Prabowo Tekankan Transparansi Data Investasi untuk Menjaga Momentum Minat Investor Global

Prabowo Tekankan Transparansi Data Investasi untuk Menjaga Momentum Minat Investor Global

Presiden terpilih Prabowo Subianto menggelar rapat bersama sejumlah menteri dan pejabat tinggi negara pada Minggu, 14 Juni 2026, untuk membahas perkembangan dan strategi penguatan iklim investasi di Indonesia. Salah satu pejabat yang hadir adalah Dony Oskaria, yang menjabat sebagai Kepala Badan Pengaturan (BP) Badan Usaha Milik Negara (BUMN) sekaligus Chief Operating Officer (COO) Badan Pengelola Investasi (BPI) Daya Anagata Nusantara (Danantara).

Dalam rapat tersebut, Prabowo menerima laporan yang menyebut minat investor global terhadap Indonesia meningkat tajam. Peningkatan minat ini dipandang sebagai indikator kepercayaan pelaku ekonomi internasional terhadap stabilitas serta potensi pertumbuhan ekonomi Indonesia ke depan.

Pembahasan rapat juga mencakup identifikasi dan penjajakan peluang investasi strategis yang dinilai berdampak besar bagi kemajuan nasional. Prabowo menekankan pentingnya menjaga momentum positif melalui penguatan koordinasi antarlembaga, percepatan realisasi proyek-proyek investasi yang dinilai menjanjikan, serta pengawalan ketat terhadap setiap peluang agar memberi kontribusi maksimal bagi pertumbuhan ekonomi.

Salah satu arahan utama Prabowo adalah agar data dan informasi terkait investasi disampaikan secara terbuka kepada publik. Menurut arahan tersebut, keterbukaan dipandang penting untuk memperkuat kepercayaan masyarakat terhadap kinerja pemerintah sekaligus menunjukkan capaian konkret dalam menarik dan merealisasikan investasi.

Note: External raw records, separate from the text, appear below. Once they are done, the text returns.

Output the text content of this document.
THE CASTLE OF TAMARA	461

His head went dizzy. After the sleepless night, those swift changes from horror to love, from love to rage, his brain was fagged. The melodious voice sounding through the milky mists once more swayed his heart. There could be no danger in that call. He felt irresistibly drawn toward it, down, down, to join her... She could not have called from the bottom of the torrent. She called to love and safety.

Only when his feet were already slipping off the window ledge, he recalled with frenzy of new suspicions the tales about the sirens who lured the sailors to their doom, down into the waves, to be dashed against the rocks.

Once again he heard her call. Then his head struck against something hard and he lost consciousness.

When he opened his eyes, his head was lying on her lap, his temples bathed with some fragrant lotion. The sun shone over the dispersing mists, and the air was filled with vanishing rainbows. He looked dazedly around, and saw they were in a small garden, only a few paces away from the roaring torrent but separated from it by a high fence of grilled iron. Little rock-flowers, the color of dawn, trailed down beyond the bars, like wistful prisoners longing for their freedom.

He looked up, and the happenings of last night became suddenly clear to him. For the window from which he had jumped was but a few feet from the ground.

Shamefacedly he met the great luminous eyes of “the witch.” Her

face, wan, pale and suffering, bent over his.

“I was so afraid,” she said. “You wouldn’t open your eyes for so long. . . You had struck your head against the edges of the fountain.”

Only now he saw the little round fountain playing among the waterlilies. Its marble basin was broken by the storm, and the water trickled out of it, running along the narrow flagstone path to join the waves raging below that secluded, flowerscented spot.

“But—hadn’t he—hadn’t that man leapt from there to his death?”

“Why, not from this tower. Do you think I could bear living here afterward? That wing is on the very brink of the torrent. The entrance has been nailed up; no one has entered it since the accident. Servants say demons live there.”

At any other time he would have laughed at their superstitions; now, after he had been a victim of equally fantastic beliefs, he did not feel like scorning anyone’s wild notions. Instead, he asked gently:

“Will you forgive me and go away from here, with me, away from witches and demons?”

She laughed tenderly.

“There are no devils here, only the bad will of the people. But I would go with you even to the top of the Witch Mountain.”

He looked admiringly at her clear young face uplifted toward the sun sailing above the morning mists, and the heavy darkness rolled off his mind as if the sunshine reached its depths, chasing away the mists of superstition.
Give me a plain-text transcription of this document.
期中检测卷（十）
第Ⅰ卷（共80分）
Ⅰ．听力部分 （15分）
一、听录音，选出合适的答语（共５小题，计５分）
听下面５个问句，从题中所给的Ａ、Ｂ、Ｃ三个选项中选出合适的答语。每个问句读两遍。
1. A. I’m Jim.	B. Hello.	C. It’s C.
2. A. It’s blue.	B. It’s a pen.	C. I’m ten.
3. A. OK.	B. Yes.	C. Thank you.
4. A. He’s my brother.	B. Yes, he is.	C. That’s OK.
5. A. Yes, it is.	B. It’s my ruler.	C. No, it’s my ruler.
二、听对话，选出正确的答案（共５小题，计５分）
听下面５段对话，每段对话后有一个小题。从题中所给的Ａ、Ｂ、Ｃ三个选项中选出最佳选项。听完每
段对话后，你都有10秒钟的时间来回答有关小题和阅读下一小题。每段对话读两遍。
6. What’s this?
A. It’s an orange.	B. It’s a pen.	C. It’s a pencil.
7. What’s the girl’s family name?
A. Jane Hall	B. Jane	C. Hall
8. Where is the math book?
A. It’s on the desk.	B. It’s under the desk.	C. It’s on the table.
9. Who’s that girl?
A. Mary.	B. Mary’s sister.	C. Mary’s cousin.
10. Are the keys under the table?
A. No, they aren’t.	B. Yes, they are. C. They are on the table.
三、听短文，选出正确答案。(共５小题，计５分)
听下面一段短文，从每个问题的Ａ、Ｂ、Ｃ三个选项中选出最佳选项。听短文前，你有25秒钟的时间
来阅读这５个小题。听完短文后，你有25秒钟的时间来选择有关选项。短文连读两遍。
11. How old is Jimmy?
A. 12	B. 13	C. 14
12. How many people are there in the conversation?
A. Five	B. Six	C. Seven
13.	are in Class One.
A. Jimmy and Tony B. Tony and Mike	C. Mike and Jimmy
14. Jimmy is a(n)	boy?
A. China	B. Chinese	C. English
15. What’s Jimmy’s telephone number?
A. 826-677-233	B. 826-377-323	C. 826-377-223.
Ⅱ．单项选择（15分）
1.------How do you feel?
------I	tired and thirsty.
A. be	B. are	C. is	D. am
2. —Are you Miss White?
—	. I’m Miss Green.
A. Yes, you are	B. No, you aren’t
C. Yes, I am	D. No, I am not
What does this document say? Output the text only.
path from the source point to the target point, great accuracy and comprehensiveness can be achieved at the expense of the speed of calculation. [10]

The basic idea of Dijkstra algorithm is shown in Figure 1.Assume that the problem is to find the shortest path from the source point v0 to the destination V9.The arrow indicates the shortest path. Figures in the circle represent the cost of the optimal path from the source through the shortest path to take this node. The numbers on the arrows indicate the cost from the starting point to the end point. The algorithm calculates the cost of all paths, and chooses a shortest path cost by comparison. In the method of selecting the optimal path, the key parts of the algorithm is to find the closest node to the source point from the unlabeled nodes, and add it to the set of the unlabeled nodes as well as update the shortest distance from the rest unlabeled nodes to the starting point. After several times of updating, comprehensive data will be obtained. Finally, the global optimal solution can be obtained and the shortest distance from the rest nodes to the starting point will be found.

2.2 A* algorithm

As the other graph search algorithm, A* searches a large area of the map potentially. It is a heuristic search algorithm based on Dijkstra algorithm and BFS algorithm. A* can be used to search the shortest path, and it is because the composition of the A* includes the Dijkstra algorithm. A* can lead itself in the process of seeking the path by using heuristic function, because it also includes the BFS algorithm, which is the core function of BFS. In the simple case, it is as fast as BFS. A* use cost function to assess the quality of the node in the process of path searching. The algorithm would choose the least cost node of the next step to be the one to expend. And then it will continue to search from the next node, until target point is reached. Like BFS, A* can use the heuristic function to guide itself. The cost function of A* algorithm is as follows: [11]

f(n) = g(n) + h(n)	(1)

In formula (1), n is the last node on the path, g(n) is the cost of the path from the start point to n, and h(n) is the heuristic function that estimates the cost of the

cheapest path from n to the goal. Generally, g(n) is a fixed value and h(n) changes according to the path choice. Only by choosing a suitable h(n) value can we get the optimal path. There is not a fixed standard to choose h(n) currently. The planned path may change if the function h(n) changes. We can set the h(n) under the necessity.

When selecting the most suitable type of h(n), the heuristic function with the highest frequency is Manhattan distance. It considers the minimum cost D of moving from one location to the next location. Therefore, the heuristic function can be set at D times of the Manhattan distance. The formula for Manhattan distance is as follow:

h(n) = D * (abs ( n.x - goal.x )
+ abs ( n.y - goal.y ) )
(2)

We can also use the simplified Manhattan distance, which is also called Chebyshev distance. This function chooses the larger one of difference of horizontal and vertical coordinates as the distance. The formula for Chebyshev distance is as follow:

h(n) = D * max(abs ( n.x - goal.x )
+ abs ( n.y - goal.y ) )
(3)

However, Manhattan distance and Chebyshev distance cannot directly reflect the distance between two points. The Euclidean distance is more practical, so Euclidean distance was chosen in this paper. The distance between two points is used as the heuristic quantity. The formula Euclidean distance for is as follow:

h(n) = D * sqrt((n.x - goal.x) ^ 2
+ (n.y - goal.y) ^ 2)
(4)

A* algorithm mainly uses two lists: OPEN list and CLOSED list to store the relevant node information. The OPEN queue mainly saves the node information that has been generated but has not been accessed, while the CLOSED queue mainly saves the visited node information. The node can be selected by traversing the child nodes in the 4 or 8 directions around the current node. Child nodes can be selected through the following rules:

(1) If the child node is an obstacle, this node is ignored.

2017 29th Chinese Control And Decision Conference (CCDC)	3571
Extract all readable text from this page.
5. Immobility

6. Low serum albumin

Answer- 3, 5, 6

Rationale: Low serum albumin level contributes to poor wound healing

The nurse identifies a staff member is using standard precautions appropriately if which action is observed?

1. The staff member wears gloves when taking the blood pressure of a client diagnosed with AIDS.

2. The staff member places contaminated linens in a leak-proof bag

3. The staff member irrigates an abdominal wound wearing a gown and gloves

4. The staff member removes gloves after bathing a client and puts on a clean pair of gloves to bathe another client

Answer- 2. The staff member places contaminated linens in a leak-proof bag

Menanggapi hal itu, Dony Oskaria melalui keterangan tertulis pada Senin, 15 Juni 2026, menyatakan instruksi Presiden menekankan pengawalan cermat atas setiap potensi investasi serta komunikasi perkembangan yang transparan kepada seluruh lapisan masyarakat.

Pemerintah memandang investasi sebagai pilar penting pertumbuhan ekonomi, antara lain melalui penciptaan lapangan kerja, peningkatan produktivitas sektor-sektor unggulan, dan penguatan daya saing nasional. Karena itu, komitmen mendorong masuknya investasi diarahkan agar tidak hanya menguntungkan secara finansial, tetapi juga memberi manfaat yang berkelanjutan bagi kesejahteraan masyarakat.

Dalam rapat tersebut juga disampaikan bahwa transparansi tidak hanya berbentuk pelaporan angka investasi, tetapi juga mencakup penjelasan mengenai dampak yang dihasilkan, seperti penyerapan tenaga kerja, transfer teknologi, dan peningkatan pendapatan daerah. Dengan pendekatan ini, masyarakat diharapkan dapat memahami kontribusi investasi terhadap pembangunan serta terlibat memberikan masukan dan kritik konstruktif.

Rapat yang dipimpin Prabowo itu disebut menjadi penanda awal fase baru pengelolaan investasi dengan penekanan pada pengawalan dan komunikasi terbuka. Dengan meningkatnya minat investor global, pemerintah menilai momentum ini perlu dimanfaatkan untuk mendorong transformasi ekonomi yang lebih signifikan.

Dukungan terhadap investasi strategis disebut akan ditingkatkan pada sektor-sektor yang berpotensi tumbuh tinggi dan menyerap tenaga kerja, antara lain energi terbarukan, infrastruktur digital, industri manufaktur bernilai tambah tinggi, serta pariwisata. Pengawalan yang dimaksud tidak hanya bersifat administratif, tetapi juga mencakup fasilitasi perizinan, penyediaan insentif yang kompetitif, serta upaya menciptakan iklim usaha yang kondusif dan minim hambatan birokrasi.

Secara keseluruhan, arah kebijakan investasi yang ditekankan dalam rapat tersebut mengedepankan akuntabilitas, transparansi, dan partisipasi publik. Pemerintah berharap kombinasi meningkatnya minat investor, peluang strategis yang teridentifikasi, serta komitmen pengawalan dan keterbukaan informasi dapat mempercepat pertumbuhan ekonomi nasional.